As you can see in Figure 1, the composition of a household’s net worth often is anchored by real estate, whether in the middle class or ultra-rich. In Edward N. Wolff’s paper, “Household Wealth Trends in the United States, 1962 to 2016: Has Middle Class Wealth Recovered?”, the middle class’ primary source of wealth in 2016 was their primary residence (62%). The ultra-rich, on the other hand, have a much higher percentage of their wealth in business equity and other real estate (49%), while a small percentage of their wealth is in their primary residence (7.6%).
Through product innovation, gaining exposure to REITs has become a much more attainable and attractive option for the average investor. There have been significant advancements in mutual funds, exchange-traded funds and separately managed accounts (SMAs) that make REITs a realistic and viable consideration.
Below, we look at some of the different REIT investment vehicles, the benefits and risks to investing in them, and some of the top performing REIT managers found in the PSN SMA database.
Each type of investment vehicle has its own risks; for example, an accredited investor may gain exposure to REITs through a limited partnership that includes tax benefits, however, they are also illiquid. Conversely, a REIT mutual fund is liquid and allows average investors the ability to gain exposure to the asset class; however, they are exposed to market risk.
Additionally, REITs are not created equal, and it is important to understand the investment objective of each strategy. For example, some REITs may hold leisure properties like ski resorts, golf courses and hotels that may perform better during an economic expansion. Others may invest in commercial real estate like office buildings, warehouses and storage facilities, which might be able to withstand an economic slowdown better than other properties. Other REITs may invest in a combination of property and mortgages or loans.
The primary benefit to investing in REITs is the reliable high interest payments. REITs are required to pay out at least 90% of their taxable income to shareholders annually. With bond yields continuing to trend lower, the yield on REITs will become more attractive to income seekers. While 10-year Treasuries are yielding less than 1.60% and 30-year Treasury yields are at historic lows, the FTSE Nareit All Equity REITs index is yielding 3.69%.
In addition to their consistent interest income, REITs are a good diversifier within client portfolios. As you can see in Figure 2, over the past 20 years, REITs have an average correlation of 0.23 to bonds (Bloomberg Barclays U.S. Aggregate index) and 0.57 to equities (S&P 500 index).

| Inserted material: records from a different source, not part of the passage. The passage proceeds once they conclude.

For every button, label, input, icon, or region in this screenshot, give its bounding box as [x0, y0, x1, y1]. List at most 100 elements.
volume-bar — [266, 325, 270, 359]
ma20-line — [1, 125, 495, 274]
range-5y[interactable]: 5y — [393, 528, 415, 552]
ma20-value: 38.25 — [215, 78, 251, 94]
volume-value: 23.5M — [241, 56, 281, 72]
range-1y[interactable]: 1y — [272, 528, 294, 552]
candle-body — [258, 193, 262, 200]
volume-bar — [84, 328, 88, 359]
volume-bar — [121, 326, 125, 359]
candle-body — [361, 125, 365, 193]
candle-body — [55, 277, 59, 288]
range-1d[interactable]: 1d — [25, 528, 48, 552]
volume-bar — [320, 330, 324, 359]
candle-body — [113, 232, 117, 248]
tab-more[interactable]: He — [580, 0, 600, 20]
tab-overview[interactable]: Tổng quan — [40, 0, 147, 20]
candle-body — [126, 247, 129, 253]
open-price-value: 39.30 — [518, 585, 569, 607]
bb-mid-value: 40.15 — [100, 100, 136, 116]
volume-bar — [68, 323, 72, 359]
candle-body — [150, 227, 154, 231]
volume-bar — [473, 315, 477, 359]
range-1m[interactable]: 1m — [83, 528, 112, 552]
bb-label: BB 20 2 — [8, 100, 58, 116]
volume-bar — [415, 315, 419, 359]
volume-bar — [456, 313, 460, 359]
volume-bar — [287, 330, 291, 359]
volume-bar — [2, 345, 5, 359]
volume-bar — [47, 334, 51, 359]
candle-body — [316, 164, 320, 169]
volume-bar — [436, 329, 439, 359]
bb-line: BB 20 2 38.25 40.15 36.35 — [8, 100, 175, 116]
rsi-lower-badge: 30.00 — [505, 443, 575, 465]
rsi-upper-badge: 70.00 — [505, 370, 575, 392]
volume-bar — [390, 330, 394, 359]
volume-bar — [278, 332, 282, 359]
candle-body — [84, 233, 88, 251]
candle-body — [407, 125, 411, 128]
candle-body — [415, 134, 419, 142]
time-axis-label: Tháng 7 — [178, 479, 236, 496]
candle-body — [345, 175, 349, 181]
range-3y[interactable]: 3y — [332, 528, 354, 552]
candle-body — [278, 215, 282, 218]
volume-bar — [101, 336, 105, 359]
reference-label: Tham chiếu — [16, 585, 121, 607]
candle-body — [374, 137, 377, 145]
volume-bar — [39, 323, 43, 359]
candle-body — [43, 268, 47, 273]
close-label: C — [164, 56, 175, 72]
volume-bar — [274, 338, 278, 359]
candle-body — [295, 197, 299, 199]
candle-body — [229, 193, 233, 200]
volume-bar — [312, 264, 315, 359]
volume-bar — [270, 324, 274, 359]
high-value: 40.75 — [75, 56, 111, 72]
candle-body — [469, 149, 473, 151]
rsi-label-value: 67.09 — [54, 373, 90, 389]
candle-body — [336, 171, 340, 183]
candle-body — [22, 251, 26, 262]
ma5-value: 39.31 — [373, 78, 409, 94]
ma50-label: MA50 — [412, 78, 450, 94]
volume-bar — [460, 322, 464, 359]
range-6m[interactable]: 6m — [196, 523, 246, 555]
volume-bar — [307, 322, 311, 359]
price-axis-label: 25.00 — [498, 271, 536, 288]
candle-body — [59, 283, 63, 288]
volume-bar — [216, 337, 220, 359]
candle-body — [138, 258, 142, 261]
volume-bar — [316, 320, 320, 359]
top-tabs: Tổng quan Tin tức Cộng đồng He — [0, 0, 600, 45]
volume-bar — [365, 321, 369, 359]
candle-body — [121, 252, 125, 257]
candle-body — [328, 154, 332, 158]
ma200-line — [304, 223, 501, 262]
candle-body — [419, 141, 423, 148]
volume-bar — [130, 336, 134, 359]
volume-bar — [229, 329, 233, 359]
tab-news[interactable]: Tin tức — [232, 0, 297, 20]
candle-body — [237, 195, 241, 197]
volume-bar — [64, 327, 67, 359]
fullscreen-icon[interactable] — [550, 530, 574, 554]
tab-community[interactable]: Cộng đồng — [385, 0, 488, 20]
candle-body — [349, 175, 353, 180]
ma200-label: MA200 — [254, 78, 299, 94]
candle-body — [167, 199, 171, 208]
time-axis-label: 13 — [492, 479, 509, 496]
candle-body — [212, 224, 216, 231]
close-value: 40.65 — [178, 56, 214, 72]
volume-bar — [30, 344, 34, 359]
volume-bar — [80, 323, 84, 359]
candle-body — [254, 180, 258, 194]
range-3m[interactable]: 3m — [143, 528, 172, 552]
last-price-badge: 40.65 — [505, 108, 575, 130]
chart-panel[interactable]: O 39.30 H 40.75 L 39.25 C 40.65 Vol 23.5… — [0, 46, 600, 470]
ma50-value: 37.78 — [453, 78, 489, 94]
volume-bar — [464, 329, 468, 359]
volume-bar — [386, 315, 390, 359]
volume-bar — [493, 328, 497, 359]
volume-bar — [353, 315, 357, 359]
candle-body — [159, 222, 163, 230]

Despite the benefits, risks loom. The attractive yields and low correlations are primary reasons to include REITs in a client portfolio. However, it is important to consider the risk/return characteristics of the asset class. As you can see in Figure 3, REITs have experienced a higher return, but the risk has been considerably higher than the S&P 500 index over the past 20 years.
Also, REITs have held their own compared to the other major indexes (Figure 4) on an absolute return basis. In fact, REITs have outperformed the other major indexes eight of the past 19 full calendar years.
Thanks to product innovation that has made REITs more accessible to the average investor, there is a growing number of REIT strategies available to investors. Below are some of the strategies that made up the PSN Top Guns REIT Universe in the second quarter of 2019.
Incorporating REITs into client portfolios offers benefits, namely consistent interest payments during this low interest rate environment and diversification. But keep in mind that, as with any investment, there are risks that must be considered when incorporating REITs in client portfolios.
Is it time to ask yourself whether you’ve completed your client portfolios with REITs?